REPUBLIKA.CO.ID, JAKARTA -- Ketua Komisi I DPR Abdul Kharis Almasyhari memprotes eksekusi mati yang dilakukan oleh Kerajaan Arab Saudi kepada tenaga kerja Indonesia (TKI) asal Majalengka, Jawa Barat, Tuti Tursilawati, tanpa adanya pemberitahuan kepada Pemerintah Indonesia. Tuti dieksekusi mati pada Senin (29/10) di Thaif karena divonis membunuh majikannya.
"Eksekusi tanpa notifikasi menjadi yang kesekian kalinya terjadi terhadap WNI di Saudi. Saya sebagai ketua Komisi 1 DPR RI menyatakan belasungkawa kepada keluarga Almarhumah Tuti, dan kita minta pemerintah segera memanggil dubes Saudi dan kita layangkan protes kepada mereka, jangan sampai ini terulang lagi," katanya menegaskan, Rabu (31/10).
Kharis juga mengaku prihatin dengan Saudi yang jelas sekali minggu lalu Presiden Joko Widodo (Jokowi) bertemu dengan Menteri Luar Negeri Arab Saudi Adel bin Ahmed al-Jubeir di Istana Kepresidenan Bogor, Senin, 22 Oktober 2018 lalu, tetapi seminggu kemudian mengeksekusi WNI di negaranya.
"Seminggu lalu Presiden menerima Menlu Saudi di Istana Bogor, Senin kemarin WNI kita dieksekusi tanpa notifikasi ini diplomasi apa. Harus ada langkah serius Kemenlu untuk memastikan notifikasi itu jadi kewajiban," ujar Kharis.
Untuk mengantisipasi agar kejadian serupa tidak terulang, Kharis meminta Pemerintah Indonesia agar segera membentuk perjanjian terkait kewajiban memberi notifikasi kekonsuleran atau mandatory consular notification (MCN) terkait eksekusi mati dengan Arab Saudi.

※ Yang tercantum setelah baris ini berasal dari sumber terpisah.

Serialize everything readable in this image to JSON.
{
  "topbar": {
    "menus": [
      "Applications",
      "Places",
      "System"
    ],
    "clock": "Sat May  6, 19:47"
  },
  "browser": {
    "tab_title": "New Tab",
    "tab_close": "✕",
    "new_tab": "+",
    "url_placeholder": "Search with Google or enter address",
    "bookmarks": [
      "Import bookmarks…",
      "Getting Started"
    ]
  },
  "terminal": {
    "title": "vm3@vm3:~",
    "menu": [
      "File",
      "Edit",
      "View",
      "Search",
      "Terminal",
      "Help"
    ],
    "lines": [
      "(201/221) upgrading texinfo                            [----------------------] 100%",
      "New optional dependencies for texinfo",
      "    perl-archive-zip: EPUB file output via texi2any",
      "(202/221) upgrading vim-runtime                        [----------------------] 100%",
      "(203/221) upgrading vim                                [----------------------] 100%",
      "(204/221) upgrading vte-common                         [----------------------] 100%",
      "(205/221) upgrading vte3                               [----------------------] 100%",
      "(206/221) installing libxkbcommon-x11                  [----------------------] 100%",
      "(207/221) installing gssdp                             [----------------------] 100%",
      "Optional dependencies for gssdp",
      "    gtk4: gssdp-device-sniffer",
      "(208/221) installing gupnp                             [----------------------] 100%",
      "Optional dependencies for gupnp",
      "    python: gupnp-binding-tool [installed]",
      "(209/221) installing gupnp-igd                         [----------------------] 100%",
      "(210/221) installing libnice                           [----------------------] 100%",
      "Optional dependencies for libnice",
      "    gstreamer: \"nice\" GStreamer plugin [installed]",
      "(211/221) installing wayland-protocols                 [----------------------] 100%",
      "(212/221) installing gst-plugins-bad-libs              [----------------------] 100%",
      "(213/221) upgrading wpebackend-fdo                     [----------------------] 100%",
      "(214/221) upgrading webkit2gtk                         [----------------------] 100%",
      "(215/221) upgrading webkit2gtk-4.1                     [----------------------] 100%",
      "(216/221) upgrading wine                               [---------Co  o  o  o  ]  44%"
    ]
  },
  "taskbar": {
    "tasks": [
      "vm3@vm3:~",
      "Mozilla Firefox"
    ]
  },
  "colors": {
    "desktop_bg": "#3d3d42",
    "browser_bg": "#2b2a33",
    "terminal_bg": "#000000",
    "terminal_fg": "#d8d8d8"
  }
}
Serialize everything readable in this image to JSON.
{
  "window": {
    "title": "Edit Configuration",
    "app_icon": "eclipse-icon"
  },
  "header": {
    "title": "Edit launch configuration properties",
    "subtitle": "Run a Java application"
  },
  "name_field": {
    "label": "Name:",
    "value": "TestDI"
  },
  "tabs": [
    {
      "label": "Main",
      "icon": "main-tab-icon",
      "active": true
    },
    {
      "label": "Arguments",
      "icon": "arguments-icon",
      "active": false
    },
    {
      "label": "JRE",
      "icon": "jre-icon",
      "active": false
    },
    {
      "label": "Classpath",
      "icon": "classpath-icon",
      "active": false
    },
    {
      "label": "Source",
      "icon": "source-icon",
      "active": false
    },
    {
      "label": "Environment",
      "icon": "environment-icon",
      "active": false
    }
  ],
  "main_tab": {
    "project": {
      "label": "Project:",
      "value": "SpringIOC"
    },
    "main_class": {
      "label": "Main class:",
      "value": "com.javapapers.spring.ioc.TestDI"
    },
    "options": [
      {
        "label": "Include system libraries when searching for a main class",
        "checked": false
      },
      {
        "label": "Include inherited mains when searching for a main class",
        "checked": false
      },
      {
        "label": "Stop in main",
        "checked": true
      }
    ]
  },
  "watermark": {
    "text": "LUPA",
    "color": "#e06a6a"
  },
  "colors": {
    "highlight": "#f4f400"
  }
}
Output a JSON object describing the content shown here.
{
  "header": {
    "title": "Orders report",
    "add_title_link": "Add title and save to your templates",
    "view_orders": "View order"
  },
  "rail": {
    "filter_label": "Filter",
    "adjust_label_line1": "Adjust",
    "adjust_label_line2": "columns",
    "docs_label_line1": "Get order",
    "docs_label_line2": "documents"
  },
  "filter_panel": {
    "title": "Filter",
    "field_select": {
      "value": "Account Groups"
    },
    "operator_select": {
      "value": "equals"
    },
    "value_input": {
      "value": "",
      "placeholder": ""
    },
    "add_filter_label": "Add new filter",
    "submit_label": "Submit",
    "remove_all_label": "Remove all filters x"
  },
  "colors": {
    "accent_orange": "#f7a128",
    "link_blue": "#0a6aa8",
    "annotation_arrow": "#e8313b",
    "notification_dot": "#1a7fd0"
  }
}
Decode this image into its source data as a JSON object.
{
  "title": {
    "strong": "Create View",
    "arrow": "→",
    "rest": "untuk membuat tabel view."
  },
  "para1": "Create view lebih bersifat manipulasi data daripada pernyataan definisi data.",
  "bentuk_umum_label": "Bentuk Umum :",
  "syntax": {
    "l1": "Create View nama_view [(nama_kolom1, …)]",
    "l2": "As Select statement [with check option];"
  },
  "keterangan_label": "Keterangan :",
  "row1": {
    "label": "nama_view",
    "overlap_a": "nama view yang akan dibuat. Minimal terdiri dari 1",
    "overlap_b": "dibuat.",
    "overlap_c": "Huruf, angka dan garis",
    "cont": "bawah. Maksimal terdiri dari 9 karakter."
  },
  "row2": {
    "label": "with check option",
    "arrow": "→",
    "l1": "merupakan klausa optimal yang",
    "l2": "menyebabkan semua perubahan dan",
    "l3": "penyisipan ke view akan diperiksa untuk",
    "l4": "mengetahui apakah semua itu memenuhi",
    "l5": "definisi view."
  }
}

"Dalam Konvensi Wina 1963 tentang Hubungan Kekonsuleran memang tidak diwajibkan pemberitahuan tersebut. Namun, perjanjian bilateral bisa dilakukan karena hubungan Saudi dan RI dekat dan banyak WNI kita di sana," katanya menjelaskan.
Sebelumnya, Pemerintah Saudi mengeksekusi mati TKI bernama Tuti Tursilawati pada Senin 29 Oktober 2018 pukul 9 pagi waktu lokal Arab Saudi. Tuti sebelumnya divonis pidana mati oleh pengadilan karena dianggap terbukti melakukan pembunuhan terhadap majikannya pada 11 Mei 2010.